Как начнётся настоящая паника? Через несколько дней пенсионные фонды станут оформлять и рассылать чеки за прошлый месяц — но смогут ли банки выплатить по ним деньги? Федеральный резервный будет настаивать, чтобы выплаты шли, но обязательно найдётся какой-то один банк, который откажется от выплат из-за собственных финансовых затруднений, — всего один банк, такие катастрофы всегда начинаются в каком-то одном месте — и это сообщит толчок новой волне вкладчиков, требующих свои деньги. В результате Федеральному резервному придётся повторить вливание денежной массы в банковскую систему, а это неизбежно приведёт к началу гиперинфляционного цикла, то есть к окончательному кошмару для экономики страны. Уинстон хорошо помнил то, как инфляция повлияла на финансовый рынок и всю Америку в конце семидесятых годов, болезнь, охватившую всю страну, утрату доверия нации. Ярче всего она выразилась в появлении множества сумасшедших, которые начали строить убежища в горах Северо-Запада, и выходе кинофильмов о жизни после апокалипсиса. Но даже тогда инфляция остановилась. На какой цифре? Да, примерно тринадцать процентов. Учётные ставки в двадцать процентов. Страна, задыхающаяся всего лишь от утраты доверия, подорванного очередями на заправочных станциях и действиями нерешительного президента. Не исключено, что теперь семидесятые годы будут вспоминать с ностальгией.

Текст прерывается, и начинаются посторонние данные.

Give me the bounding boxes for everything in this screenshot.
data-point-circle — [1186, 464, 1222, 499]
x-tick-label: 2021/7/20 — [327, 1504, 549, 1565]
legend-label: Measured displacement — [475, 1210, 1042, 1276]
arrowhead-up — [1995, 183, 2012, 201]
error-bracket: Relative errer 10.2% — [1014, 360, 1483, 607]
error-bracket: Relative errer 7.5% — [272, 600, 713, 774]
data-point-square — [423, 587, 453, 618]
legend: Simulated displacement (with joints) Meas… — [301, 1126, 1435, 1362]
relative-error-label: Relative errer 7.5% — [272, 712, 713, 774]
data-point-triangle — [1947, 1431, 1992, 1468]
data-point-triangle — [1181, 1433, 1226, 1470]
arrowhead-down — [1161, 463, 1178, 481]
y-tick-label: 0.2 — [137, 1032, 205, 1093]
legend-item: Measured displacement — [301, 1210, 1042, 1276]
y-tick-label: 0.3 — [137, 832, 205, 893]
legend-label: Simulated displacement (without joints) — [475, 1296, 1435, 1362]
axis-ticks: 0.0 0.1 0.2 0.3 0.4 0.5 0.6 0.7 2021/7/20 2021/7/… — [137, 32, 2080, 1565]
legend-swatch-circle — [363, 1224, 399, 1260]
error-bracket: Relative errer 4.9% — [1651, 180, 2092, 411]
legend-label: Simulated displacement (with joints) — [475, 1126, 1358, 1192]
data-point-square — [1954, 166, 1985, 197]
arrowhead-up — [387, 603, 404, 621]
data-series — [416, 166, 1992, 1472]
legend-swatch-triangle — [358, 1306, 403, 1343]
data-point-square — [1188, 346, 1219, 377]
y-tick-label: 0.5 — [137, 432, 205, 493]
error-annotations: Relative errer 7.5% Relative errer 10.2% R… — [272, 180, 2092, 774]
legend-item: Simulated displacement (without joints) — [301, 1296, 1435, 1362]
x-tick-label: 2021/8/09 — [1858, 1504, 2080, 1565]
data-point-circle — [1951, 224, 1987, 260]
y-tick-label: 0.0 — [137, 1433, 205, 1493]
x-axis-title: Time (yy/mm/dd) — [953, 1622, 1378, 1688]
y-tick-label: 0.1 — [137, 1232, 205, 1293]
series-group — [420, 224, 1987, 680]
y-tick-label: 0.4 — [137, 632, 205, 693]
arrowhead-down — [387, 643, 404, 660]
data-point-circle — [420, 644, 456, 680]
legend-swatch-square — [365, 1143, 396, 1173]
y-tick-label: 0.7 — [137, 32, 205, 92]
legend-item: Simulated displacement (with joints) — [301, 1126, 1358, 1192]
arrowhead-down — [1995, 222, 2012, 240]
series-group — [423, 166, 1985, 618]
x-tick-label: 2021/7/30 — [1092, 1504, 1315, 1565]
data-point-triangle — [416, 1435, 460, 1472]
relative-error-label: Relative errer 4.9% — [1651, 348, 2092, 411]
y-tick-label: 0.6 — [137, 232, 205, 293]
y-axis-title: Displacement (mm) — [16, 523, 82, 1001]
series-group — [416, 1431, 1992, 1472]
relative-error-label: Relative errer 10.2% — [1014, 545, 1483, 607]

Да, конечно, то, что сейчас угрожает стране, намного страшнее. Такого ещё никогда не случалось в Америке, и предстоящий кризис напомнит о событиях, происходивших в Веймарской . республике, в не столь далёком прошлом в Аргентине и в Бразилии при военной диктатуре. Более того, события охватят не только Америку. Подобно финансовому краху 1929 года, последствия будут расходиться как круги по воде и потрясут экономические устои всего мира, а это уже выходило далеко за пределы того, что мог представить себе сам Уинстон. Джордж знал, что его личное благополучие если и пострадает, то незначительно. В конце концов, если даже он потеряет девяносто процентов своего огромного состояния, оставшаяся сумма более чем достаточна для удовлетворения его потребностей. К тому же при проведении операций со своими деньгами он всегда принимал меры предосторожности и страховался от потерь, хеджировал, покупая физически осязаемые предметы вроде нефти и золота. Вдобавок немалая часть его состояния заключалась в золотых слитках, хранящихся в банковских сейфах, — тут он вёл себя, как средневековый скупец, — а поскольку крупные депрессии носят по сути дела дефляционный характер, со временем относительная ценность его различных капиталовложений в конечном итоге даже увеличится. Уинстон знал, что он и его семья переживут все потрясения и будут вести безбедную жизнь, однако люди, менее предусмотрительные, или те, кому меньше повезло, будут ввергнуты в пучину экономического хаоса. К тому же разве он занимался инвестиционным бизнесом только для себя? Он думал по ночам о маленьких людях, видевших его телевизионную рекламу и доверивших ему свои скромные сбережения. Вот уж поистине волшебное слово — доверие. Оно означало, что ты принял на себя обязательство защищать финансовые интересы тех, кто доверил тебе деньги. Оно означало, что они поверили тому, что ты говорил, и теперь ты обязан оправдать это доверие не только перед ними, но и перед самим собой. Потому что, если ты потерпишь неудачу, не будут покупаться дома, дети не смогут получить образование и погибнут мечты людей, ничем не отличающихся от него самого. Даже для Америки это плохо, подумал Уинстон, но эти события охватят — могут охватить — весь мир.